At this rate, Germany is unlikely to meet the 3 percent deficit allowable under the "convergence criteria" set forth by the Maastricht Treaty on European currency union. Germany is also over, by a little less than two percentage points, the 60 percent limit on public debt as a proportion of GDP.
An embarrassment
It is an embarrassment for Chancellor Helmut Kohl, who, remembering his own school days, has remarked, "When the No. 1 in the class got bad grades, that made the others happy."
Currency policy is an arcane, technical subject, and an unlikely path into the history books. But for the chancellor, a common currency is fundamental to the political integration he sees as vital for Europe. It is "a matter of war and peace," he has said, to some snickering from those who thought he was being overdramatic.
Thus, the prospect of delay in the launch of the new currency, now set for 1999, is especially galling for him. Yet, strangely enough, over the last few weeks a consensus seems to have developed within the business and financial communities that the Euro will be launched on time. For one thing, Germany and France have expended a great deal of political capital to make it happen. And financial markets see it as making economic sense.
On-time launch is likely to take some flexible interpretation of the convergence criteria. But with Germany - which has been the key backer of strict criteria to ensure currency stability - in fiscal straits, such flexibility may be politically possible as it wouldn't be otherwise.

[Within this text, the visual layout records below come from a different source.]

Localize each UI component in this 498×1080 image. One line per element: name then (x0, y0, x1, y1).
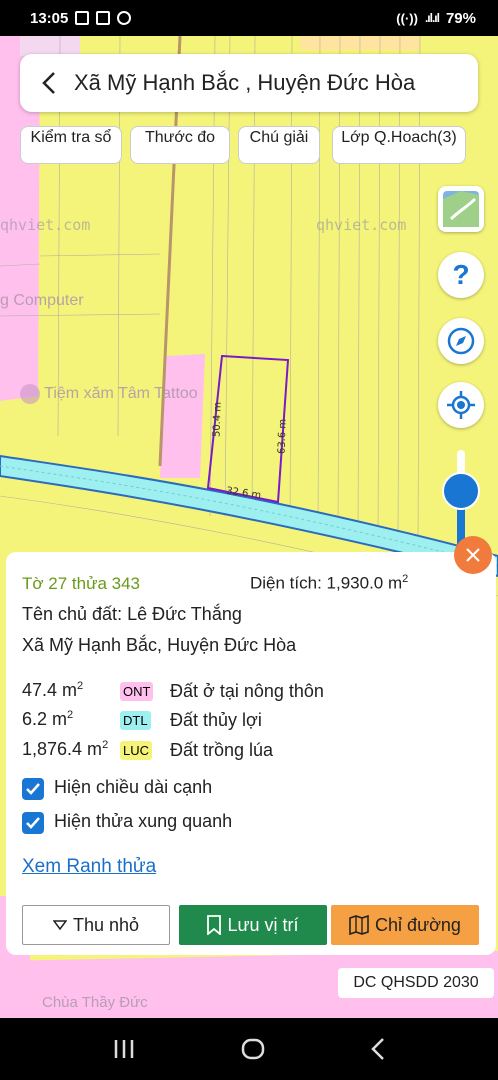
help-button[interactable]: ? (438, 252, 484, 298)
gallery-icon (75, 11, 90, 25)
show-edges-label[interactable]: Hiện chiều dài cạnh (54, 777, 212, 798)
poi-tattoo[interactable]: Tiệm xăm Tâm Tattoo (20, 384, 198, 404)
residential-area (20, 36, 80, 56)
edge-length-right: 63.6 m (276, 418, 289, 455)
triangle-down-icon (52, 920, 67, 930)
compass-icon (447, 327, 475, 355)
crosshair-icon (447, 391, 475, 419)
save-location-button[interactable]: Lưu vị trí (179, 905, 327, 945)
watermark: qhviet.com (0, 216, 91, 234)
back-button[interactable] (34, 68, 64, 98)
land-use-desc: Đất trồng lúa (170, 740, 274, 760)
parcel-area: Diện tích: 1,930.0 m2 (250, 573, 409, 593)
recent-apps-icon[interactable] (112, 1038, 136, 1060)
view-boundary-link[interactable]: Xem Ranh thửa (22, 856, 156, 878)
show-neighbors-label[interactable]: Hiện thửa xung quanh (54, 811, 232, 832)
land-use-desc: Đất ở tại nông thôn (170, 681, 324, 701)
parcel-address: Xã Mỹ Hạnh Bắc, Huyện Đức Hòa (22, 635, 297, 655)
edge-length-left: 50.4 m (211, 401, 224, 438)
owner-name: Tên chủ đất: Lê Đức Thắng (22, 604, 242, 624)
compass-button[interactable] (438, 318, 484, 364)
my-location-button[interactable] (438, 382, 484, 428)
watermark: qhviet.com (316, 216, 407, 234)
header-bar: Xã Mỹ Hạnh Bắc , Huyện Đức Hòa (20, 54, 478, 112)
map-type-button[interactable] (438, 186, 484, 232)
land-use-row: 6.2 m2 (22, 709, 74, 729)
poi-tattoo-label: Tiệm xăm Tâm Tattoo (44, 385, 198, 403)
directions-button[interactable]: Chỉ đường (331, 905, 479, 945)
land-use-desc: Đất thủy lợi (170, 710, 262, 730)
land-use-row: 1,876.4 m2 (22, 739, 109, 759)
parcel-id: Tờ 27 thửa 343 (22, 574, 140, 593)
show-edges-checkbox[interactable] (22, 778, 44, 800)
battery-level: 79% (445, 9, 476, 27)
plan-version-badge[interactable]: DC QHSDD 2030 (338, 968, 494, 998)
collapse-button[interactable]: Thu nhỏ (22, 905, 170, 945)
signal-icon: .ıl.ıl (424, 11, 440, 25)
question-icon: ? (452, 259, 470, 290)
close-icon (466, 548, 480, 562)
check-book-button[interactable]: Kiểm tra sổ (20, 126, 122, 164)
chevron-left-icon (42, 72, 55, 94)
page-title: Xã Mỹ Hạnh Bắc , Huyện Đức Hòa (74, 70, 416, 95)
layer-button[interactable]: Lớp Q.Hoach(3) (332, 126, 466, 164)
residential-area (160, 354, 205, 478)
back-nav-icon[interactable] (370, 1037, 386, 1061)
residential-area (0, 86, 20, 146)
land-code-badge: DTL (120, 711, 151, 730)
close-card-button[interactable] (454, 536, 492, 574)
clock: 13:05 (30, 9, 69, 27)
home-icon[interactable] (240, 1037, 266, 1061)
location-pin-icon (20, 384, 40, 404)
system-nav-bar (0, 1018, 498, 1080)
land-code-badge: ONT (120, 682, 154, 701)
check-icon (26, 817, 40, 829)
check-icon (26, 783, 40, 795)
poi-pagoda-label: Chùa Thầy Đức (42, 994, 148, 1011)
land-code-badge: LUC (120, 741, 153, 760)
map-icon (349, 915, 369, 935)
status-bar: 13:05 ((·)) .ıl.ıl 79% (0, 0, 498, 36)
map-thumbnail-icon (443, 191, 479, 227)
show-neighbors-checkbox[interactable] (22, 812, 44, 834)
poi-computer-label: g Computer (0, 292, 84, 309)
ruler-button[interactable]: Thước đo (130, 126, 230, 164)
facebook-icon (117, 11, 132, 25)
opacity-slider-knob[interactable] (442, 472, 480, 510)
bookmark-icon (207, 915, 222, 935)
wifi-icon: ((·)) (396, 10, 418, 26)
checkbox-notification-icon (96, 11, 111, 25)
legend-button[interactable]: Chú giải (238, 126, 320, 164)
land-use-row: 47.4 m2 (22, 680, 84, 700)
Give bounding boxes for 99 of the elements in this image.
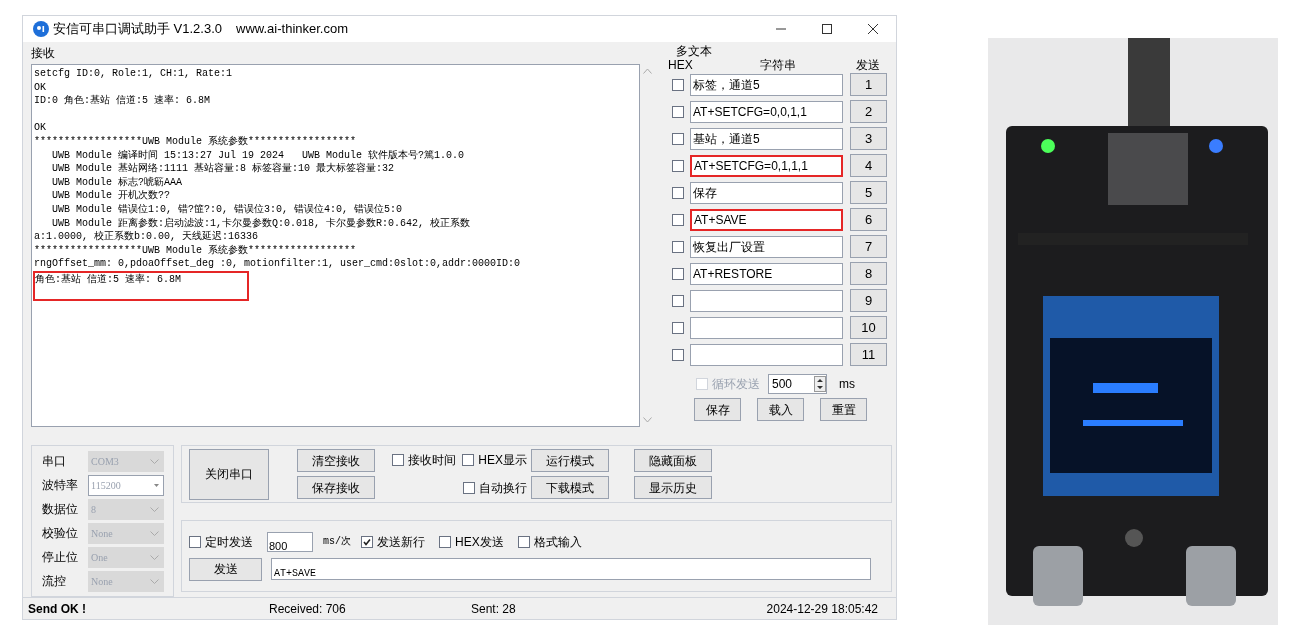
close-port-button[interactable]: 关闭串口 — [189, 448, 269, 500]
app-logo-icon — [33, 21, 49, 37]
checkbox[interactable]: 自动换行 — [463, 479, 527, 498]
log-line: UWB Module 编译时间 15:13:27 Jul 19 2024 UWB Module 软件版本号?篤1.0.0 — [51, 149, 465, 161]
hex-checkbox[interactable] — [672, 267, 684, 280]
setting-label: 数据位 — [42, 501, 79, 519]
string-field[interactable]: 标签，通道5 — [690, 73, 843, 96]
unit-label: ms — [839, 376, 855, 393]
column-header: HEX — [668, 58, 694, 72]
send-number-button[interactable]: 6 — [850, 208, 887, 231]
send-number-button[interactable]: 3 — [850, 127, 887, 150]
checkbox[interactable]: 格式输入 — [517, 532, 582, 551]
hex-checkbox[interactable] — [672, 321, 684, 334]
column-header: 发送 — [855, 58, 881, 72]
log-line: ******************UWB Module 系统参数****************** — [34, 135, 357, 147]
string-field[interactable] — [690, 316, 843, 339]
send-input-field[interactable]: AT+SAVE — [271, 558, 871, 581]
log-line: UWB Module 错误位1:0, 错?篚?:0, 错误位3:0, 错误位4:0, 错误位5:0 — [51, 203, 403, 215]
log-line: rngOffset_mm: 0,pdoaOffset_deg :0, motionfilter:1, user_cmd:0slot:0,addr:0000ID:0 — [34, 258, 521, 270]
window-title: 安信可串口调试助手 V1.2.3.0 — [53, 20, 223, 39]
hex-checkbox[interactable] — [672, 348, 684, 361]
log-line: setcfg ID:0, Role:1, CH:1, Rate:1 — [34, 68, 233, 79]
send-number-button[interactable]: 2 — [850, 100, 887, 123]
log-line: 角色:基站 信道:5 速率: 6.8M — [35, 273, 181, 285]
sent-count: Sent: 28 — [470, 600, 517, 618]
string-field[interactable] — [690, 289, 843, 312]
log-line: OK — [34, 122, 46, 134]
string-field[interactable]: 恢复出厂设置 — [690, 235, 843, 258]
send-number-button[interactable]: 11 — [850, 343, 887, 366]
hex-checkbox[interactable] — [672, 186, 684, 199]
setting-label: 波特率 — [42, 477, 79, 495]
log-line: OK — [34, 81, 46, 93]
column-header: 字符串 — [759, 58, 797, 72]
log-line: ID:0 角色:基站 信道:5 速率: 6.8M — [34, 95, 210, 107]
chevron-icon — [150, 530, 159, 536]
setting-label: 串口 — [42, 453, 67, 471]
string-field[interactable]: 基站，通道5 — [690, 127, 843, 150]
multi-text-label: 多文本 — [676, 44, 713, 58]
string-field[interactable] — [690, 343, 843, 366]
receive-button[interactable]: 保存接收 — [297, 476, 375, 500]
send-number-button[interactable]: 7 — [850, 235, 887, 258]
hex-checkbox[interactable] — [672, 78, 684, 91]
string-field[interactable]: AT+SAVE — [690, 208, 843, 231]
caret-icon — [154, 483, 159, 487]
chevron-icon — [150, 506, 159, 512]
hex-checkbox[interactable] — [672, 159, 684, 172]
receive-button[interactable]: 清空接收 — [297, 449, 375, 473]
checkbox[interactable]: 发送新行 — [361, 532, 425, 551]
send-number-button[interactable]: 4 — [850, 154, 887, 177]
mode-button[interactable]: 运行模式 — [531, 449, 609, 473]
hex-checkbox[interactable] — [672, 132, 684, 145]
panel-button[interactable]: 显示历史 — [634, 476, 712, 500]
panel-button[interactable]: 载入 — [757, 398, 804, 421]
string-field[interactable]: AT+RESTORE — [690, 262, 843, 285]
panel-button[interactable]: 重置 — [820, 398, 867, 421]
maximize-icon — [822, 24, 832, 34]
send-number-button[interactable]: 5 — [850, 181, 887, 204]
panel-button[interactable]: 隐藏面板 — [634, 449, 712, 473]
window-title-url: www.ai-thinker.com — [236, 20, 349, 39]
checkbox[interactable]: 定时发送 — [189, 532, 253, 551]
panel-button[interactable]: 保存 — [694, 398, 741, 421]
send-number-button[interactable]: 10 — [850, 316, 887, 339]
interval-field[interactable]: 800 — [267, 531, 313, 552]
spin-arrows-icon[interactable] — [814, 376, 826, 392]
loop-send-label: 循环发送 — [712, 376, 760, 393]
send-number-button[interactable]: 8 — [850, 262, 887, 285]
log-line: UWB Module 标志?唬簕AAA — [51, 176, 183, 188]
hex-checkbox[interactable] — [672, 294, 684, 307]
checkbox[interactable]: HEX显示 — [462, 451, 527, 470]
status-time: 2024-12-29 18:05:42 — [766, 600, 879, 618]
chevron-icon — [150, 578, 159, 584]
check-icon — [363, 537, 371, 546]
hex-checkbox[interactable] — [672, 213, 684, 226]
send-number-button[interactable]: 1 — [850, 73, 887, 96]
string-field[interactable]: AT+SETCFG=0,0,1,1 — [690, 100, 843, 123]
setting-label: 校验位 — [42, 525, 79, 543]
send-number-button[interactable]: 9 — [850, 289, 887, 312]
mode-button[interactable]: 下载模式 — [531, 476, 609, 500]
log-line: a:1.0000, 校正系数b:0.00, 天线延迟:16336 — [34, 231, 259, 243]
log-line: UWB Module 开机次数?? — [51, 190, 170, 202]
chevron-icon — [150, 554, 159, 560]
log-line: UWB Module 基站网络:1111 基站容量:8 标签容量:10 最大标签容量:32 — [51, 163, 395, 175]
string-field[interactable]: 保存 — [690, 181, 843, 204]
send-button[interactable]: 发送 — [189, 557, 262, 581]
string-field[interactable]: AT+SETCFG=0,1,1,1 — [690, 154, 843, 177]
checkbox[interactable]: HEX发送 — [439, 532, 504, 551]
unit-label: ms/次 — [323, 535, 351, 550]
setting-label: 停止位 — [42, 549, 79, 567]
log-line: UWB Module 距离参数:启动滤波:1,卡尔曼参数Q:0.018, 卡尔曼参数R:0.642, 校正系数 — [51, 217, 471, 229]
hex-checkbox[interactable] — [672, 240, 684, 253]
chevron-icon — [150, 458, 159, 464]
close-icon — [868, 24, 878, 34]
status-message: Send OK ! — [27, 600, 87, 618]
receive-label: 接收 — [31, 45, 56, 61]
hex-checkbox[interactable] — [672, 105, 684, 118]
checkbox[interactable]: 接收时间 — [392, 451, 457, 470]
log-line: ******************UWB Module 系统参数****************** — [34, 244, 357, 256]
setting-label: 流控 — [42, 573, 67, 591]
received-count: Received: 706 — [269, 600, 347, 618]
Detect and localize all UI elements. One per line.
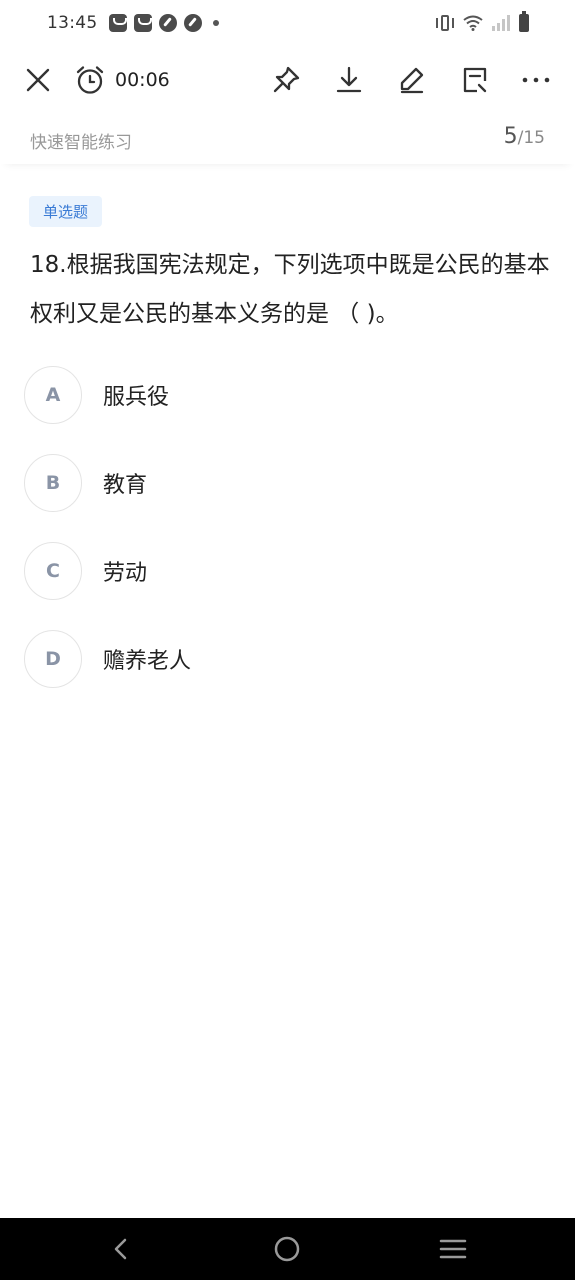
current-question-number: 5 (503, 124, 518, 149)
screen: 13:45 00:06 快速智能练习 5/15 单选题 18.根据我国宪法规定，… (0, 0, 575, 1280)
vibrate-icon (436, 15, 454, 31)
toolbar: 00:06 (0, 52, 575, 108)
question-type-badge: 单选题 (29, 196, 102, 227)
option-text: 教育 (103, 473, 148, 498)
home-icon[interactable] (252, 1218, 322, 1280)
shopping-bag-icon (133, 14, 152, 32)
compass-icon (183, 14, 202, 32)
option-letter: A (24, 366, 82, 424)
system-icons (436, 11, 529, 32)
question-progress: 5/15 (504, 124, 545, 149)
timer: 00:06 (115, 69, 170, 91)
total-questions: /15 (517, 128, 545, 148)
compass-icon (158, 14, 177, 32)
close-icon[interactable] (22, 52, 54, 108)
edit-icon[interactable] (395, 52, 429, 108)
practice-name: 快速智能练习 (30, 133, 132, 153)
notification-icons (108, 14, 219, 32)
practice-header: 快速智能练习 5/15 (0, 116, 575, 164)
wifi-icon (463, 15, 483, 31)
option-text: 服兵役 (103, 385, 170, 410)
alarm-clock-icon (74, 52, 106, 108)
option-text: 劳动 (103, 561, 148, 586)
status-bar: 13:45 (0, 0, 575, 46)
option-c[interactable]: C 劳动 (24, 541, 551, 601)
answer-sheet-icon[interactable] (458, 52, 492, 108)
option-letter: B (24, 454, 82, 512)
system-nav-bar (0, 1218, 575, 1280)
option-a[interactable]: A 服兵役 (24, 365, 551, 425)
option-letter: D (24, 630, 82, 688)
option-b[interactable]: B 教育 (24, 453, 551, 513)
pin-icon[interactable] (269, 52, 303, 108)
option-text: 赡养老人 (103, 649, 192, 674)
back-icon[interactable] (86, 1218, 156, 1280)
question-text: 18.根据我国宪法规定，下列选项中既是公民的基本权利又是公民的基本义务的是 （ … (30, 252, 550, 327)
more-notifications-icon (212, 20, 219, 26)
signal-icon (492, 15, 510, 31)
download-icon[interactable] (332, 52, 366, 108)
status-time: 13:45 (47, 13, 98, 33)
more-icon[interactable] (519, 52, 553, 108)
option-letter: C (24, 542, 82, 600)
option-d[interactable]: D 赡养老人 (24, 629, 551, 689)
recent-apps-icon[interactable] (418, 1218, 488, 1280)
shopping-bag-icon (108, 14, 127, 32)
battery-icon (519, 11, 529, 32)
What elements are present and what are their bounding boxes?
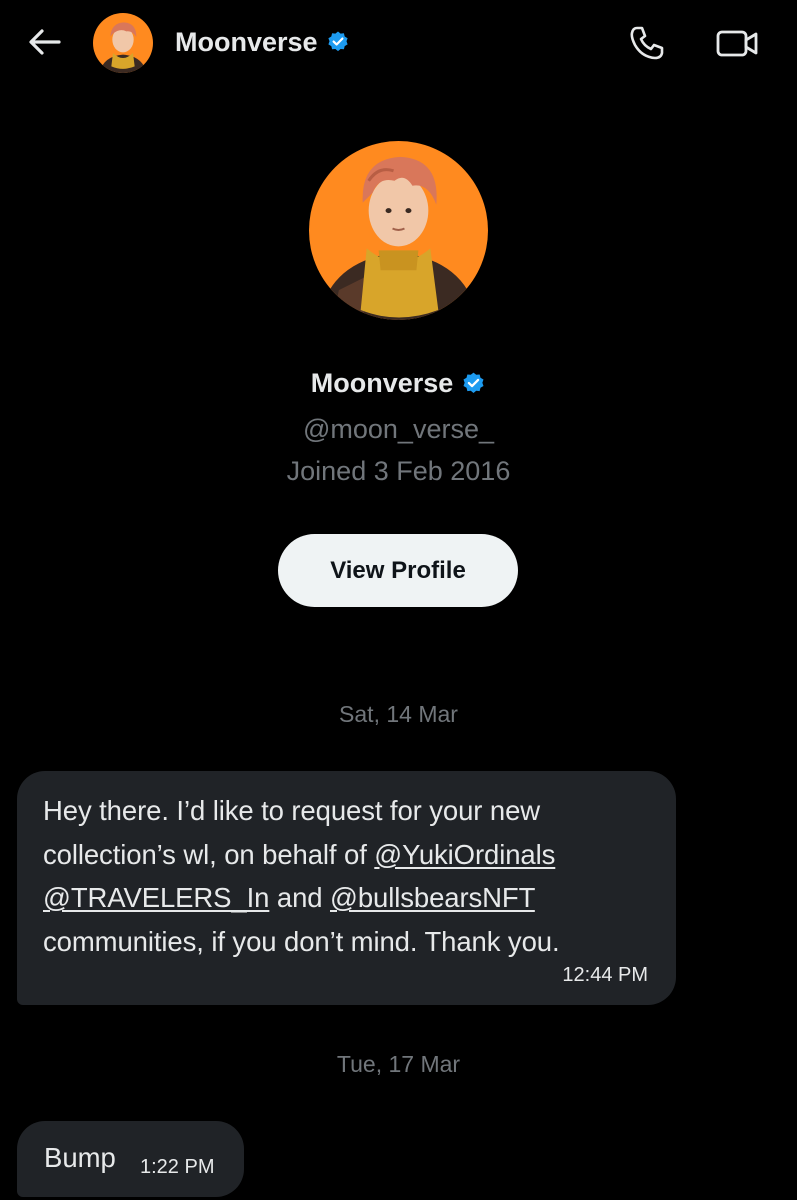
phone-icon <box>630 26 664 60</box>
profile-name-text: Moonverse <box>310 368 454 398</box>
video-camera-icon <box>716 30 758 57</box>
back-button[interactable] <box>24 22 64 62</box>
profile-name: Moonverse <box>0 364 797 402</box>
message-timestamp: 1:22 PM <box>140 1156 215 1178</box>
date-separator: Tue, 17 Mar <box>336 1051 461 1077</box>
video-call-button[interactable] <box>714 23 760 63</box>
call-button[interactable] <box>627 23 667 63</box>
profile-avatar[interactable] <box>309 141 488 320</box>
date-separator: Sat, 14 Mar <box>339 701 458 727</box>
arrow-left-icon <box>29 29 61 55</box>
message-timestamp: 12:44 PM <box>562 964 648 986</box>
avatar-image <box>93 13 153 73</box>
message-text-segment: and <box>269 882 330 913</box>
header-title[interactable]: Moonverse <box>175 24 350 60</box>
verified-badge-icon <box>327 31 348 52</box>
mention-link[interactable]: @YukiOrdinals <box>374 839 555 870</box>
header-avatar[interactable] <box>93 13 153 73</box>
profile-joined-date: Joined 3 Feb 2016 <box>286 456 511 486</box>
verified-badge-icon <box>463 372 484 393</box>
conversation-header: Moonverse <box>0 0 797 86</box>
header-name-text: Moonverse <box>175 27 318 57</box>
view-profile-button[interactable]: View Profile <box>278 534 518 607</box>
message-bubble[interactable]: Bump 1:22 PM <box>17 1121 244 1197</box>
message-text: Bump <box>44 1142 116 1173</box>
avatar-image <box>309 141 488 320</box>
mention-link[interactable]: @bullsbearsNFT <box>330 882 535 913</box>
message-text: Hey there. I’d like to request for your … <box>43 789 663 963</box>
mention-link[interactable]: @TRAVELERS_In <box>43 882 269 913</box>
profile-handle: @moon_verse_ <box>302 414 494 444</box>
message-bubble[interactable]: Hey there. I’d like to request for your … <box>17 771 676 1005</box>
message-text-segment: communities, if you don’t mind. Thank yo… <box>43 925 560 957</box>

And the Kohl government, trying to pass a significant austerity program, is not alone in its efforts to get public spending under control. Across the EU, governments are striving for budget cuts equal to 2 percent of GDP through 1997.
Bullish on the Euro
J. Paul Horne, chief international economist at the investment house Smith Barney in Paris, is bullish on the common currency. He says it "will have a profound impact. Interest rates will be lower; people will avoid transaction costs" on international investments.
Moreover, with a common currency, European governments will not simply be able to print more money to steer their economies. They will have to rely on fiscal policy. "That means they will have to face questions of spending and taxation squarely," Mr. Horne says.
Ulrich Cartellieri, a member of Deutsche Bank's management board, says it is unusual for a government to proceed with such a major project as this in the face of strong popular opposition. "But Maastricht is a grand design, a roof over the European home, ... and it is dawning on us all that globalization is upon us. We need to do something about all these currencies." He predicted that the Euro would be launched with a core of six to eight member countries. He adds that although violent conflict is not in the offing, significant international economic tensions may arise over the currency. In that sense, he says, Kohl's observation about "war and peace" was "not unjustified."
Horne concurs: He sees some "nasty-minded protectionism below the surface" in relations between European countries.
Public opinion shaky
Another Euro-paradox is that while no government feels as strongly in favor of the common currency as Germany's, considerable evidence shows the German public strongly opposed. In February the polling organization Forsa, in Berlin, found 80 percent of Germans oppose the Euro being introduced in 1999.
Eurobarometer, the EU polling arm, in an extensive telephone survey, has found a "solid absolute majority of European Union citizens" in favor of the single currency: 54 percent, versus 37 percent opposed. A face-to-face survey, meanwhile, showed 49 percent in favor and 33 percent opposed to currency unionno absolute majority but a strong plurality.
Italy, with the strongest popular support for the Euro, dropped out of the European Exchange Rate Mechanism amid a 1992 currency crisis. But, in a sign of further common-currency momentum, France and Germany agreed June 10 to work on helping Italy rejoin the system.